- The Kipper Kids: von Haselberg (left) and Routh (right)
- Education: East 15 Acting School
- Occupation: Contemporary artists
- Years active: 1971–1982, 2003

= The Kipper Kids =

British contemporary artists

The Kipper Kids were a duo composed of Martin Rochus Sebastian von Haselberg (born 20 January 1949) and Brian Routh (1948-2018), two artists known for the extreme and often comedic performance art they made together in the 1970s and after. Von Haselberg lives and works in New York, and Routh most recently lived in Leicester, England. From 1971, the duo were also known as Harry and Harry Kipper.

==Biography==
While attending East 15 Acting School, Martin von Haselberg and Brian Routh invented a character they called Harry Kipper. Upon being expelled from the school on the claim of "too experimental", they began working as a touring act. They were originally called Harry and Alf Kipper and had two distinctly different characters. Later, they dropped the name Alf and decided to call each other Harry and make their characters identical.

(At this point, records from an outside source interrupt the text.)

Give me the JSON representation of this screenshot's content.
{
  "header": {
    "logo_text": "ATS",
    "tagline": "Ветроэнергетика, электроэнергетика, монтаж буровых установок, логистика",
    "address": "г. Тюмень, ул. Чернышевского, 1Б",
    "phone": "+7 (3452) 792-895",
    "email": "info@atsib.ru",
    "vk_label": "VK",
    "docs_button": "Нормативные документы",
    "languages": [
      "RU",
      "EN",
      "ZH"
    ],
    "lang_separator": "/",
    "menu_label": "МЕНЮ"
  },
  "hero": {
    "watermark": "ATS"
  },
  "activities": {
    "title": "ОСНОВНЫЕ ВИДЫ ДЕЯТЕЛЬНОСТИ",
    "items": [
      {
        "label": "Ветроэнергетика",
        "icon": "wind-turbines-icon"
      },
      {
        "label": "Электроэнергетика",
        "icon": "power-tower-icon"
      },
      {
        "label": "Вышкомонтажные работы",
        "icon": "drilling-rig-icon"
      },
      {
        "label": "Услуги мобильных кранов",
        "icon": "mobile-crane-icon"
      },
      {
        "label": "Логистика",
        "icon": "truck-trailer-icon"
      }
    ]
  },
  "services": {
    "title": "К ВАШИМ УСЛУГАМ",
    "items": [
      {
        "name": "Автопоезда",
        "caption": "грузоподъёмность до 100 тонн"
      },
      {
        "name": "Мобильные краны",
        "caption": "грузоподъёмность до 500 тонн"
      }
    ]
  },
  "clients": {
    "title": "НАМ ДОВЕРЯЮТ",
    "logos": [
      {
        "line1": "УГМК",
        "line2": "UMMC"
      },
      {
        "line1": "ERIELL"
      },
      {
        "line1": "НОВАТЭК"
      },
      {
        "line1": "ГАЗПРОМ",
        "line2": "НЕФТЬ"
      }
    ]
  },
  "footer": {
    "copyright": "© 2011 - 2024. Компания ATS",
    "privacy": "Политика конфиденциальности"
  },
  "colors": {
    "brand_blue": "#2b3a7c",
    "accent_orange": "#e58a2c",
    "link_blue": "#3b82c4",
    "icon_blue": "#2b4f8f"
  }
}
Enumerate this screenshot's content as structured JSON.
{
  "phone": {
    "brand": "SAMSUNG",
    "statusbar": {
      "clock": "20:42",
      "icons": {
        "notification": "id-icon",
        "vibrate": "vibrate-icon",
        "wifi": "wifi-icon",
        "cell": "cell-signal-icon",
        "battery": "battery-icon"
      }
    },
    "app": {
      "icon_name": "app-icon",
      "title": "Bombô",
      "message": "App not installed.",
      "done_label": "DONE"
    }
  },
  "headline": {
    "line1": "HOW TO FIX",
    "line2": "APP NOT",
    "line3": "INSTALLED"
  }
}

From 1971 to 1975, most of their performances took place in Europe. In 1974, David Ross, later director of the Whitney Museum of Art and the San Francisco Museum of Modern Art, saw them in performance at Gallerie Rudolf Zwirner in Cologne and invited them to do some shows in California. The Kipper Kids moved to Los Angeles in 1975 and became associated with the early years of punk.

In 1982, they stopped actively collaborating. Their final performance together was at the National Review of Live Art, Glasgow, in 2003. They reunited as The Kipper Kids in 2018 to perform the song "Mah Nà Mah Nà" for the album Dr. Demento: Covered in Punk.

==Performance career==

The two Harry Kippers, 8 October 1979, at Hallwalls in Buffalo, New York. Photo Ann Rosen

Quoting from an announcement for the Berkeley Art Museum: "Through actions that at times stress the visual, and the violent aspects of social rituals, the British Team of Harry and Harry Kipper perform in a fashion that combines the zany theatrics of Spike Milligan with a scatological slapstick that is all their own". Routh and von Haselberg created elaborate but purposely low-tech installations in which they would perform "ceremonies" using mostly found objects. Examples are "Tea Ceremony" (1972) a Japanese tea ceremony-inspired piece and "Boxing Ceremony" (1972) in which one performer beats himself until bloodied while the other acts as referee. Japanese rituals, English music hall, Viennese Actionism, and the work of Samuel Beckett were amongst their influences.

The Kipper Kids made two projects for television. For HBO they produced Mum's Magic Mulch, and for Cinemax, K.O. Kippers, while the Kids also appeared in a 1982 project for HBO executive-produced by von Haselberg, The Mondo Beyondo Show, a one time presentation for performance artists (including a pre-Stomp Yes/No People, La La La Human Steps, Bill Irwin, Paul Zaloom and others) hosted by Bette Midler's Mondo Beyondo character. Von Haselberg made a number of films at the American Film Institute with Routh in the lead role: Quiet Lives (1991), People Are No Damn Good (1991) and Your Turn To Roll It #54 (1992). They also were seen as characters in the 1982 film Forbidden Zone and the 1989 film UHF. Another television appearance came during the fifth season of ABC's Moonlighting. First aired on Valentine's Day, 1989, "I See England, I See France, I See Maddie's Netherworld" featured The Kipper Kids as a pair of gravediggers in a surreal dream sequence. The Kipper Kids also performed a song in the 1991 comedy film The Addams Family: "Playmates" which can be heard in the film and on its soundtrack.

Later, Martin von Haselberg created a series of large photographic images made into inflatable sculptural shapes titled Floatulents.

==Filmography==

| Year | Title |
| 1991 | The Addams Family |
| 1990 | Mum's Magic Mulch |
| 1989 | Moonlighting |
UHF
| 1988 | Mondo Beyondo |
K.O. Kippers
| 1981 | Theatre In Trance – Rainer Werner Fassbinder |
No Holds Barre
| 1982 | Forbidden Zone |
| 1979 | Dress Rehearsal-Werner Schroeter |
| 1977 & 1978 | Chuck Barris Rah-Rah Show |

==Personal lives==
Von Haselberg has been married to Bette Midler since 1984. They have one daughter together, actress Sophie von Haselberg.

Routh was married three times: to net.art pioneer Nina Sobell from 1975 to 1981, to performance artist Karen Finley from 1981 to 1987, and to digital artist Patricia Wells.